De 1826 a 1830, Poe tentou a Universidade e a Academia Militar de West Point. Ambas foram interrompidas um ano depois de iniciadas. O ambiente boêmio universitário seduziu o jovem Edgar, que passou a beber e a jogar. Quanto à vida na caserna, percebeu logo que não havia sido talhado para ela. Agravando a situação, John Allan se recusava obstinadamente a lhe dar dinheiro suficiente para viver como seus colegas. Nesse período, conseguiu publicar seus dois primeiros livros: Tarmelão e outros poemas e Al Aaraaf, que, mal recebidos pelo público, não lhe renderam compensações financeiras.

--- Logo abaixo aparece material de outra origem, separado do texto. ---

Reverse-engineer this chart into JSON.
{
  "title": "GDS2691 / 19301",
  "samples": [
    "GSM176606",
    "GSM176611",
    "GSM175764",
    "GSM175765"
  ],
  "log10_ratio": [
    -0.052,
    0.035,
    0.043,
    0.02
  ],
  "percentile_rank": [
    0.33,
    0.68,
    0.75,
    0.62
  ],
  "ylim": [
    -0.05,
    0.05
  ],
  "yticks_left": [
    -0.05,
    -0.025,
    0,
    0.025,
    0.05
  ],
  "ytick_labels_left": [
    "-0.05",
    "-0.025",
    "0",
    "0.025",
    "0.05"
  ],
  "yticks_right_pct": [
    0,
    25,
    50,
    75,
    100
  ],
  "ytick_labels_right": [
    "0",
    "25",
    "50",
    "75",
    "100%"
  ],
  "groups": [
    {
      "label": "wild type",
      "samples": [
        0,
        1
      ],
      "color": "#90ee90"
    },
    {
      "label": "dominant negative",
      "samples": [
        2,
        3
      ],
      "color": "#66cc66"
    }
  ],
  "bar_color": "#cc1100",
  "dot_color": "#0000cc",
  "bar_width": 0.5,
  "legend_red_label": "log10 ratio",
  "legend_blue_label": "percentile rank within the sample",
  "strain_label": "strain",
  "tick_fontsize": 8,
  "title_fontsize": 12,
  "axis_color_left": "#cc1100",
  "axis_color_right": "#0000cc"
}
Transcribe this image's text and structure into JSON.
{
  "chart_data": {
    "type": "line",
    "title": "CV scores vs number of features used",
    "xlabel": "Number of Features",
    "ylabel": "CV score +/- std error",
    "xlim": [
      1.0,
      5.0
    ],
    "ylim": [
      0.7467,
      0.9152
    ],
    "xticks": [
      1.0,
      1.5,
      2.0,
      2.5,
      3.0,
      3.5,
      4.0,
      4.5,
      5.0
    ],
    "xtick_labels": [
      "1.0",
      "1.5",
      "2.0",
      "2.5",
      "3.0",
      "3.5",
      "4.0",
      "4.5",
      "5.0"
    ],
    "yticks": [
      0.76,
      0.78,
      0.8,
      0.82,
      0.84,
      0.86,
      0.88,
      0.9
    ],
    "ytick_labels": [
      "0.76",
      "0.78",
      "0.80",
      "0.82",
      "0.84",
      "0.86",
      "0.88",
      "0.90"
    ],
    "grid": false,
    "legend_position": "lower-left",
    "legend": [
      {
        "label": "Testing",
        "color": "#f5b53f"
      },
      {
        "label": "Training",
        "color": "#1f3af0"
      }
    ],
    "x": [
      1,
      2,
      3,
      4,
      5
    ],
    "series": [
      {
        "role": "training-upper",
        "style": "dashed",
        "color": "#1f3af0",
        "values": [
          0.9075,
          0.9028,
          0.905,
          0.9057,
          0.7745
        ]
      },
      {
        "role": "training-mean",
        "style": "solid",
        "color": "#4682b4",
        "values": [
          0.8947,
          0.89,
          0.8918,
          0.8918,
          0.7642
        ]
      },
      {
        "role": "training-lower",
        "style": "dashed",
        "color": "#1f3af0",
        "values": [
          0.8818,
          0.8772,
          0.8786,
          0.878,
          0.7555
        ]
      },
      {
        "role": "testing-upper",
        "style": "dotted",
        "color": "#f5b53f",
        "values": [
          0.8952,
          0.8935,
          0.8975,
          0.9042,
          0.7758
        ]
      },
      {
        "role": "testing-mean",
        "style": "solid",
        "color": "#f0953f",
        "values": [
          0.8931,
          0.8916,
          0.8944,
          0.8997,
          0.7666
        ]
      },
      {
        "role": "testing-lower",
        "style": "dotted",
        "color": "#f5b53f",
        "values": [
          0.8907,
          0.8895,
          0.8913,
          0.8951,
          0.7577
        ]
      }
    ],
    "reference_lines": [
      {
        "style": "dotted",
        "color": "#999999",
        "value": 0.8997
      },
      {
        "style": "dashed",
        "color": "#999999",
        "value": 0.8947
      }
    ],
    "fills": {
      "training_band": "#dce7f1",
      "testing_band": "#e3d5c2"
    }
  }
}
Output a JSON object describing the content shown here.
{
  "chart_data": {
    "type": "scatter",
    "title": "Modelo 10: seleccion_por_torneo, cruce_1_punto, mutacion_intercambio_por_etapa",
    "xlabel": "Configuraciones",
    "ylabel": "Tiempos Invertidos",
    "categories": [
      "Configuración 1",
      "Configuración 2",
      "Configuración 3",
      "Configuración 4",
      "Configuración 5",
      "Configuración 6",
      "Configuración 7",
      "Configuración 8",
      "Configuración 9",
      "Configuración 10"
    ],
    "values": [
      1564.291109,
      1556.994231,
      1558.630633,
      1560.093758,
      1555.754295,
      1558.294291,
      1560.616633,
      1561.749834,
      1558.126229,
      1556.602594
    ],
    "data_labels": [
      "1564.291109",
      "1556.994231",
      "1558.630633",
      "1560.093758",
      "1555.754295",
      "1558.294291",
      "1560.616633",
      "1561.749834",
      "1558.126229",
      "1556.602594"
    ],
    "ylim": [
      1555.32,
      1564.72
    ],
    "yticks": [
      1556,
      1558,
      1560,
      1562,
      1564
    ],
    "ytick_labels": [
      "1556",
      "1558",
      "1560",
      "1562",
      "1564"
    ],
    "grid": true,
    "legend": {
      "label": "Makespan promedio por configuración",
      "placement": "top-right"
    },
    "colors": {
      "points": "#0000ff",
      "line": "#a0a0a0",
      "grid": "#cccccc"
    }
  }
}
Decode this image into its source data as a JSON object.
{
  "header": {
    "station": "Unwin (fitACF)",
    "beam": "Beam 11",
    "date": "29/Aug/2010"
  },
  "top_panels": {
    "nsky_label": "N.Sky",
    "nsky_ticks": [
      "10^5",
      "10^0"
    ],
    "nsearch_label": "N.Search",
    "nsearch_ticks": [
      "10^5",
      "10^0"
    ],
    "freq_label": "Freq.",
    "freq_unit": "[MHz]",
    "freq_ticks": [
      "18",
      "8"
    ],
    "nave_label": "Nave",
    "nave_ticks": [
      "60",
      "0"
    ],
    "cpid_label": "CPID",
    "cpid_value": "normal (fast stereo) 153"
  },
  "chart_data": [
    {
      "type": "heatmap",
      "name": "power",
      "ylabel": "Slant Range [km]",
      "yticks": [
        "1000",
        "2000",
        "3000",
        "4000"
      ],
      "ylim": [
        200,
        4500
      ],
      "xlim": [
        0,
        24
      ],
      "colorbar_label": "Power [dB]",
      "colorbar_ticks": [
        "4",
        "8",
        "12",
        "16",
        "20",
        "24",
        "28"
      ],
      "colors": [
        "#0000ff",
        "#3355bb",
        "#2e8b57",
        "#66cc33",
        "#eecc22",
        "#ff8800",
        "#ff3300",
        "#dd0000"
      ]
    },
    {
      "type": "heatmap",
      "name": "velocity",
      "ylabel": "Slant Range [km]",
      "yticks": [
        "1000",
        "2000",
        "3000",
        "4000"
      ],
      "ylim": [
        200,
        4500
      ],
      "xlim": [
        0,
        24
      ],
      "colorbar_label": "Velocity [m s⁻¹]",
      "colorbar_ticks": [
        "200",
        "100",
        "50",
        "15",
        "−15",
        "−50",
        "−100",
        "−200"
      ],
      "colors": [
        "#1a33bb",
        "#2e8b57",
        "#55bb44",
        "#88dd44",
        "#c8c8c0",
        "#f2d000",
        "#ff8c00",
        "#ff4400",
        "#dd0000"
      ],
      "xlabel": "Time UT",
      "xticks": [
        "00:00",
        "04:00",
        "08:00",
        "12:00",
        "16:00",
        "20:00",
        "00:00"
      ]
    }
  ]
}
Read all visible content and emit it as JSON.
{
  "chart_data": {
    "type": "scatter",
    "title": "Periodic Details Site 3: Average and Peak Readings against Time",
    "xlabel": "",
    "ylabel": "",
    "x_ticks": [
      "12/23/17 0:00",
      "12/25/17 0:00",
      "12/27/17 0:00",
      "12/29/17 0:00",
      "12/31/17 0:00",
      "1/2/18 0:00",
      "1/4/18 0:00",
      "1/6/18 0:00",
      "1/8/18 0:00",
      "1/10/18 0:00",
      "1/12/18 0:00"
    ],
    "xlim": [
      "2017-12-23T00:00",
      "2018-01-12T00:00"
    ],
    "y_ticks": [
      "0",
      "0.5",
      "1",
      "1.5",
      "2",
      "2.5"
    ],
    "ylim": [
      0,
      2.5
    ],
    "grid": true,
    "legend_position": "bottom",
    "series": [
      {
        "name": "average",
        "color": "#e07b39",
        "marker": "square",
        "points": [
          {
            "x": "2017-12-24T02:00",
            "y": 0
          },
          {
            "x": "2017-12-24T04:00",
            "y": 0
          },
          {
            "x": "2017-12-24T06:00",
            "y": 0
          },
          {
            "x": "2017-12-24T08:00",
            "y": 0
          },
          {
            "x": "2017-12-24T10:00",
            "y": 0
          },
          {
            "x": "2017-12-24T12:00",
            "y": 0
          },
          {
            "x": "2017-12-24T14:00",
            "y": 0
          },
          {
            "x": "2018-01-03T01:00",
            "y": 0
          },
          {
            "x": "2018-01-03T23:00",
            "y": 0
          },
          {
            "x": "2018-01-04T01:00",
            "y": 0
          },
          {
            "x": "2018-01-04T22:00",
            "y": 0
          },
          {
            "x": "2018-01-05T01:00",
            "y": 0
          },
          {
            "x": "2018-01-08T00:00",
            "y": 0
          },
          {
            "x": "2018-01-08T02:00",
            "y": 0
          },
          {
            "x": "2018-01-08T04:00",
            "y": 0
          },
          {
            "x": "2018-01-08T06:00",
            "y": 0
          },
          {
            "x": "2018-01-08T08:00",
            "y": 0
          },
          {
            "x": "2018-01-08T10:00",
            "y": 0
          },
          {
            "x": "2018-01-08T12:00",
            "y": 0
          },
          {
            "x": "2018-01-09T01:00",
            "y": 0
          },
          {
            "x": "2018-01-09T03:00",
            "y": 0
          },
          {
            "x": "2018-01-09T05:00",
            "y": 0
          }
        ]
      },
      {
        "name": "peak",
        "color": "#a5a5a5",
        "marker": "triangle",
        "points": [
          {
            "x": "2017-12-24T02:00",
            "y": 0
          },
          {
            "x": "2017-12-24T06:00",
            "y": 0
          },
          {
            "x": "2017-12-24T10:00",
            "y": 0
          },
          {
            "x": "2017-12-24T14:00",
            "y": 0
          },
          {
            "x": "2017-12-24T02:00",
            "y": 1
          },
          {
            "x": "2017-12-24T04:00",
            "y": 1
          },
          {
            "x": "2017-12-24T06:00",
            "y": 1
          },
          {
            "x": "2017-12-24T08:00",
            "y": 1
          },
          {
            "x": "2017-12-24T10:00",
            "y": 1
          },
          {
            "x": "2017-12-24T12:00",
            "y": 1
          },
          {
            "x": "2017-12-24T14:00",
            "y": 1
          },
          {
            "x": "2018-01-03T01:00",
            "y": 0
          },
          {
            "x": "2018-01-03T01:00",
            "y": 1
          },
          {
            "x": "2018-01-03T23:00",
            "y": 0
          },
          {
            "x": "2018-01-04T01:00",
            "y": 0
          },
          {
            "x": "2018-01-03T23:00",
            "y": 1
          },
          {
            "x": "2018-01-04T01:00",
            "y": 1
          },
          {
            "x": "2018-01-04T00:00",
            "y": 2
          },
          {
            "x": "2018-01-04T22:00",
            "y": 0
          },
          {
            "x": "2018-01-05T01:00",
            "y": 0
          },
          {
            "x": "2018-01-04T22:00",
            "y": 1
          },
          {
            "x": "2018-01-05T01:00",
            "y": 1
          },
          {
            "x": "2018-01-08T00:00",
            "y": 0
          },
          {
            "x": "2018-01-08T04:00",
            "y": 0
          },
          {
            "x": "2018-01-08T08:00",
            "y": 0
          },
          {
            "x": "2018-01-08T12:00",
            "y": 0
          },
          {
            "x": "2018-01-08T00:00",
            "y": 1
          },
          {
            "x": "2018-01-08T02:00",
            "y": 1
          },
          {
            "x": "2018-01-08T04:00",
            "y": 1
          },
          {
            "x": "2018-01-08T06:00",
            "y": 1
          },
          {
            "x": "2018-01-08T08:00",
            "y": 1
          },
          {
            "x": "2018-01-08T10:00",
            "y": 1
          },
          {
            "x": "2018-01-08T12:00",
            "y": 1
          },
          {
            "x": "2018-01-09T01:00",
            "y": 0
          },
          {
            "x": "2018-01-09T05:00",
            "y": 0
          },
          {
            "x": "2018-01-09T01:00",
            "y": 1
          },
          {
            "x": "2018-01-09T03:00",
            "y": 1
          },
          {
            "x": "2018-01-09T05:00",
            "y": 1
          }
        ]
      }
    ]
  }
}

Diante da incompreensão que cercou sua obra, sem dinheiro ou abrigo, refugiou-se em Baltimore, em casa de Maria Clemm, sua tia pelo lado paterno. Nela encontrou tanto amor quanto lhe havia dedicado Frances, mulher de Allan, falecida há pouco.
Passou a escrever contos, gênero de maior aceitação que a poesia, e em 1833 ganhou um concurso com "Manuscrito encontrado numa garrafa". No ano seguinte, voltou a procurar John Allan, ao saber que ele estava à morte. O pai adotivo, que tinha se casado novamente, foi tomado de um ataque ao vê-lo. Morreu pouco depois, sem deixar a Edgar nada além do nome.
Apesar das adversidades, Poe casou-se no ano seguinte com Virgínia Clemm, sua prima doze anos mais nova. Obteve o emprego de redador de uma revista de Richmond, para onde se transferiu mais tarde com a mulher e a tia. Pouco depois, mudou-se novamente, dessa vez para uma cidade em que os horizontes profissionais eram mais amplos. Foi um período de sucessivas mudanças - de Nova York para Filadélfia e vice-versa, com ocasionais retornos a Baltimore e Richmond - marcado por passagens por diversas revistas literárias.
Dotado de espantosa inteligência, seu raciocínio lógico o levaria não só a elaborar intrincadas narrativas policiais, mas também a resolver um crime real, através da literatura: baseado no assassinato de Mary Cecilia Rogers, que estava denorteando a polícia de Nova York, Poe decidiu escrever "O mistério de Marie Roget" (1842) e, formulando hipóteses e deduções, deu um final ao conto que, em seguida, foi confirmado como a resolução do enigma que envolvia a morte da jovem nova-iorquina!
Sua produção arrebanhou-lhe fama e prestígio crescentes, que nem sempre lhe asseguraram o s meios de sobrevivência. Em constantes dificuldades financeiras, viu algusn de seus contos como "Os assassinatos da Rua Morgue" (1841) e o "Escaravelho de ouro" (1843) (de certo modo, pioneiros da literatura policial) serem premiados. Neste período surgiram os Contos do grotesco e do arabesco, em que deu vazão ao lado mais sinistro de seu talento.
A longa doença que acometeu Virgínia em 1842 foi um golpe dilacerante para Edgar, que, apesar disso, encontrava-se em efervescência criativa, tendo escrito nessa fase sua obra-prima: o poema O Corvo, acolhido pela crítica e pelo público com entusiasmo, e vários de seus mais famosos contos. Virgínia veio a morrer em 1847. A fase de grande produção de Poe encerrara-se pouco antes.
Nos últimos anos de sua vida, debateu-se com seus fantasmas, recorrendo ao álcool e ao ópio como remédio contra as angústias e dificuldades que o afligiam. Em 1848, na Filadélfia, Poe embriagou-se a ponto de ser encontrado sem sentidos nas ruas da cidade. Morreu a 7 de outubro daquele ano. Sua grande obra, mágica, lírica e macabra, permanece eterna.
Para quem gosta, está sendo feito agora um filme com base nas obras de Poe chamado The Raven que provavelmente deve estrear ano que vem.